As an entrepreneur, you are immensely proud of your business. In fact, you probably spend a lot of time planning how you will help your business continue to grow and thrive under your leadership. What many entrepreneurs are less good at however is planning how that business will grow and thrive should you not be there. Because the fact is – you won’t always be there.

Eventually, all entrepreneurs retire, sell their businesses – or die. So, if you would like for your business to continue after you’re no longer there, succession planning is extremely important. But where do you start? The following is a checklist that will help:

  1. Know how much your business is worth.
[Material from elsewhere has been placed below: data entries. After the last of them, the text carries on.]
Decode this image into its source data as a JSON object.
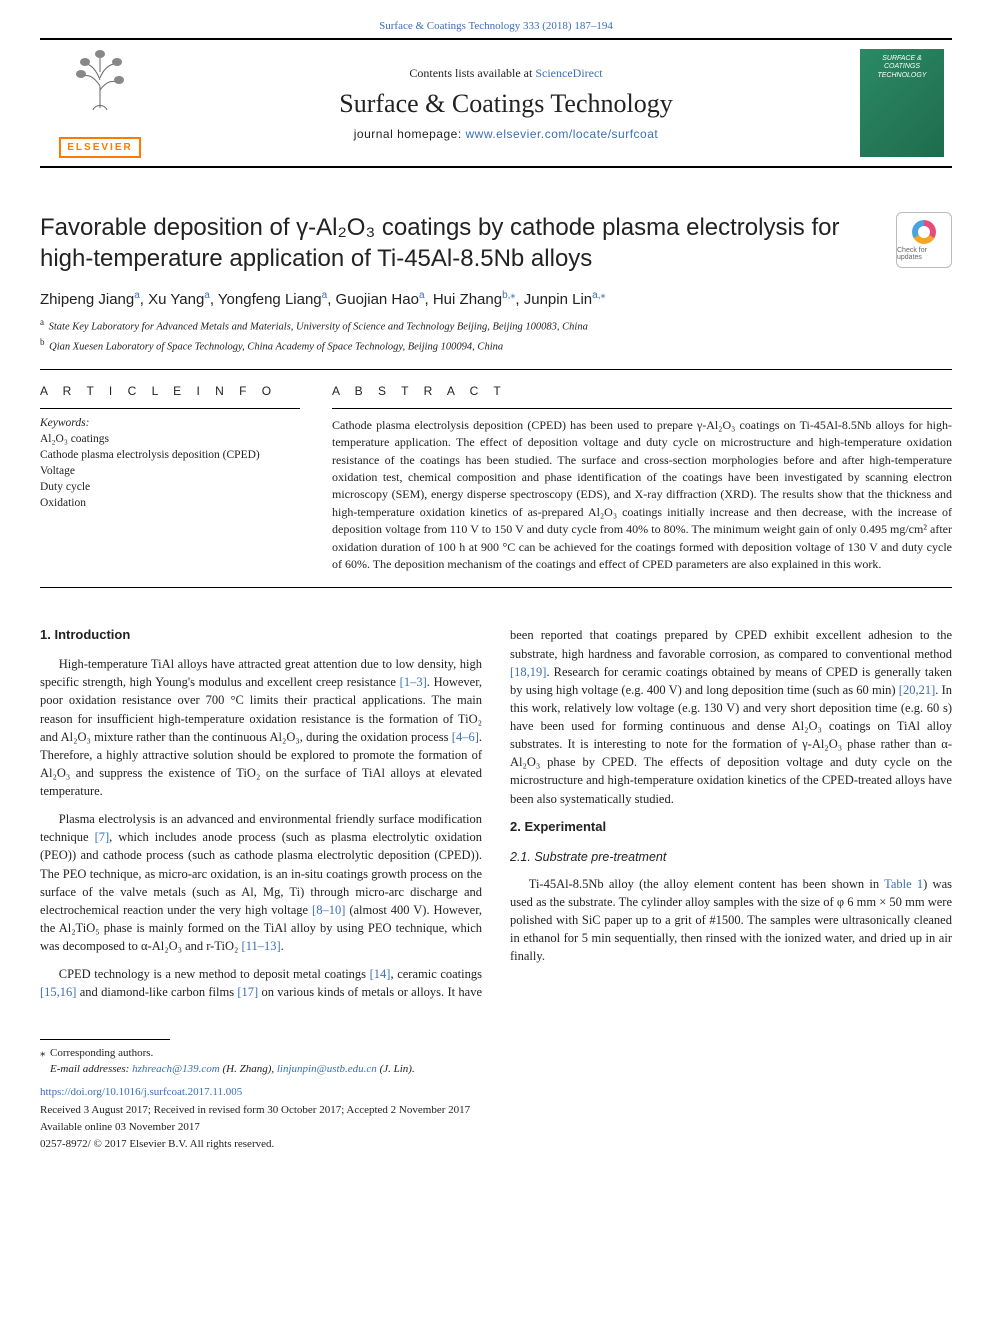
{
  "top": {
    "citation_link": "Surface & Coatings Technology 333 (2018) 187–194",
    "contents_prefix": "Contents lists available at ",
    "contents_link": "ScienceDirect",
    "journal_name": "Surface & Coatings Technology",
    "homepage_prefix": "journal homepage: ",
    "homepage_url": "www.elsevier.com/locate/surfcoat",
    "publisher": "ELSEVIER",
    "cover_text": "SURFACE & COATINGS TECHNOLOGY"
  },
  "title": "Favorable deposition of γ-Al₂O₃ coatings by cathode plasma electrolysis for high-temperature application of Ti-45Al-8.5Nb alloys",
  "crossmark": "Check for updates",
  "authors_html": "Zhipeng Jiang<sup>a</sup>, Xu Yang<sup>a</sup>, Yongfeng Liang<sup>a</sup>, Guojian Hao<sup>a</sup>, Hui Zhang<sup>b,⁎</sup>, Junpin Lin<sup>a,⁎</sup>",
  "affiliations": [
    {
      "sup": "a",
      "text": "State Key Laboratory for Advanced Metals and Materials, University of Science and Technology Beijing, Beijing 100083, China"
    },
    {
      "sup": "b",
      "text": "Qian Xuesen Laboratory of Space Technology, China Academy of Space Technology, Beijing 100094, China"
    }
  ],
  "info_head": "A R T I C L E  I N F O",
  "abs_head": "A B S T R A C T",
  "keywords_label": "Keywords:",
  "keywords": [
    "Al₂O₃ coatings",
    "Cathode plasma electrolysis deposition (CPED)",
    "Voltage",
    "Duty cycle",
    "Oxidation"
  ],
  "abstract": "Cathode plasma electrolysis deposition (CPED) has been used to prepare γ-Al₂O₃ coatings on Ti-45Al-8.5Nb alloys for high-temperature application. The effect of deposition voltage and duty cycle on microstructure and high-temperature oxidation resistance of the coatings has been studied. The surface and cross-section morphologies before and after high-temperature oxidation test, chemical composition and phase identification of the coatings have been investigated by scanning electron microscopy (SEM), energy disperse spectroscopy (EDS), and X-ray diffraction (XRD). The results show that the thickness and high-temperature oxidation kinetics of as-prepared Al₂O₃ coatings initially increase and then decrease, with the increase of deposition voltage from 110 V to 150 V and duty cycle from 40% to 80%. The minimum weight gain of only 0.495 mg/cm² after oxidation duration of 100 h at 900 °C can be achieved for the coatings formed with deposition voltage of 130 V and duty cycle of 60%. The deposition mechanism of the coatings and effect of CPED parameters are also explained in this work.",
  "sections": {
    "intro_head": "1. Introduction",
    "intro_p1_pre": "High-temperature TiAl alloys have attracted great attention due to low density, high specific strength, high Young's modulus and excellent creep resistance ",
    "intro_p1_ref1": "[1–3]",
    "intro_p1_mid": ". However, poor oxidation resistance over 700 °C limits their practical applications. The main reason for insufficient high-temperature oxidation resistance is the formation of TiO₂ and Al₂O₃ mixture rather than the continuous Al₂O₃, during the oxidation process ",
    "intro_p1_ref2": "[4–6]",
    "intro_p1_post": ". Therefore, a highly attractive solution should be explored to promote the formation of Al₂O₃ and suppress the existence of TiO₂ on the surface of TiAl alloys at elevated temperature.",
    "intro_p2_pre": "Plasma electrolysis is an advanced and environmental friendly surface modification technique ",
    "intro_p2_ref1": "[7]",
    "intro_p2_mid": ", which includes anode process (such as plasma electrolytic oxidation (PEO)) and cathode process (such as cathode plasma electrolytic deposition (CPED)). The PEO technique, as micro-arc oxidation, is an in-situ coatings growth process on the surface of the valve metals (such as Al, Mg, Ti) through micro-arc discharge and electrochemical reaction under the very high voltage ",
    "intro_p2_ref2": "[8–10]",
    "intro_p2_mid2": " (almost 400 V). However, the Al₂TiO₅ phase is mainly formed on the TiAl alloy by using PEO technique, which was decomposed to α-Al₂O₃ and r-TiO₂ ",
    "intro_p2_ref3": "[11–13]",
    "intro_p2_post": ".",
    "intro_p3_pre": "CPED technology is a new method to deposit metal coatings ",
    "intro_p3_ref1": "[14]",
    "intro_p3_mid": ", ceramic coatings ",
    "intro_p3_ref2": "[15,16]",
    "intro_p3_mid2": " and diamond-like carbon films ",
    "intro_p3_ref3": "[17]",
    "intro_p3_post": " on various kinds of metals or alloys. It have been reported that coatings prepared by CPED exhibit excellent adhesion to the substrate, high hardness and favorable corrosion, as compared to conventional method ",
    "intro_p3_ref4": "[18,19]",
    "intro_p3_mid3": ". Research for ceramic coatings obtained by means of CPED is generally taken by using high voltage (e.g. 400 V) and long deposition time (such as 60 min) ",
    "intro_p3_ref5": "[20,21]",
    "intro_p3_post2": ". In this work, relatively low voltage (e.g. 130 V) and very short deposition time (e.g. 60 s) have been used for forming continuous and dense Al₂O₃ coatings on TiAl alloy substrates. It is interesting to note for the formation of γ-Al₂O₃ phase rather than α-Al₂O₃ phase by CPED. The effects of deposition voltage and duty cycle on the microstructure and high-temperature oxidation kinetics of the CPED-treated alloys have been also systematically studied.",
    "exp_head": "2. Experimental",
    "exp_sub": "2.1. Substrate pre-treatment",
    "exp_p1_pre": "Ti-45Al-8.5Nb alloy (the alloy element content has been shown in ",
    "exp_p1_ref": "Table 1",
    "exp_p1_post": ") was used as the substrate. The cylinder alloy samples with the size of φ 6 mm × 50 mm were polished with SiC paper up to a grit of #1500. The samples were ultrasonically cleaned in ethanol for 5 min sequentially, then rinsed with the ionized water, and dried up in air finally."
  },
  "footer": {
    "corr": "Corresponding authors.",
    "email_label": "E-mail addresses: ",
    "email1": "hzhreach@139.com",
    "email1_who": " (H. Zhang), ",
    "email2": "linjunpin@ustb.edu.cn",
    "email2_who": " (J. Lin).",
    "doi": "https://doi.org/10.1016/j.surfcoat.2017.11.005",
    "history": "Received 3 August 2017; Received in revised form 30 October 2017; Accepted 2 November 2017",
    "online": "Available online 03 November 2017",
    "copyright": "0257-8972/ © 2017 Elsevier B.V. All rights reserved."
  },
  "colors": {
    "link": "#3b6fb6",
    "elsevier": "#ff7a00",
    "cover_bg": "#2a8a66"
  }
}
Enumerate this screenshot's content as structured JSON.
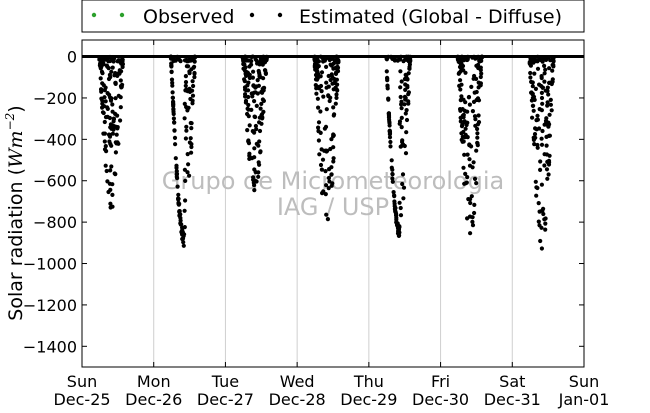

What is the value of your business’s assets after you’ve accounted for its debts? What is the monthly income in sales?  Are you currently working on large contracts that will increase the value of the company? Knowing how much your business is worth is the first step to good succession planning, although since many entrepreneurs overestimate (or sometimes underestimate) the value of their company, it is a good idea to bring in an expert like a business lawyer that can help you with this.

  1. Talk to possible successors.

Especially if your business is a family business, you may be planning on leaving the company to your spouse – or one or more of your grown children. But are you sure they really want the business? If you have three children and only one is interested in running the business, you may want to look at estate equalization options to help ensure your assets are divided fairly and help avoid family conflict after you’re gone.

  1. Create a contingency plan.

Maybe you plan to retire in 10 years, but what if something happens before then? Will the business be able to continue its operations should you suddenly die or become disabled? Many businesses have “key people” with the skills to take charge in just such a situation. Having a written contingency plan will help ensure everyone knows their role should they suddenly have to run the business without you.

  1. Create a retirement plan.

While your contingency plan is meant to be used in an emergency, your retirement plan is a more deliberate transition from one owner to the next. Think about when you’d like to retire and who you’d like to pass or sell your business to. You may want to talk to your financial advisor to ensure you are in the right investment mix and that you will have enough income to live comfortably in retirement.

  1. Maximize the value of your business.

In order to ensure that you and/or your family get the most value out of your business, it is important to determine the most tax-effective method of structuring it and selling it. This should be done in consultation with your tax advisor or business lawyer.

  1. Revisit your plan.

As your business grows and as your individual circumstances change, you may also need to change your succession plan. It is important therefore to revisit your succession plan every few years – and whenever there is a major change in your business – to ensure that the plan you have will still serve you.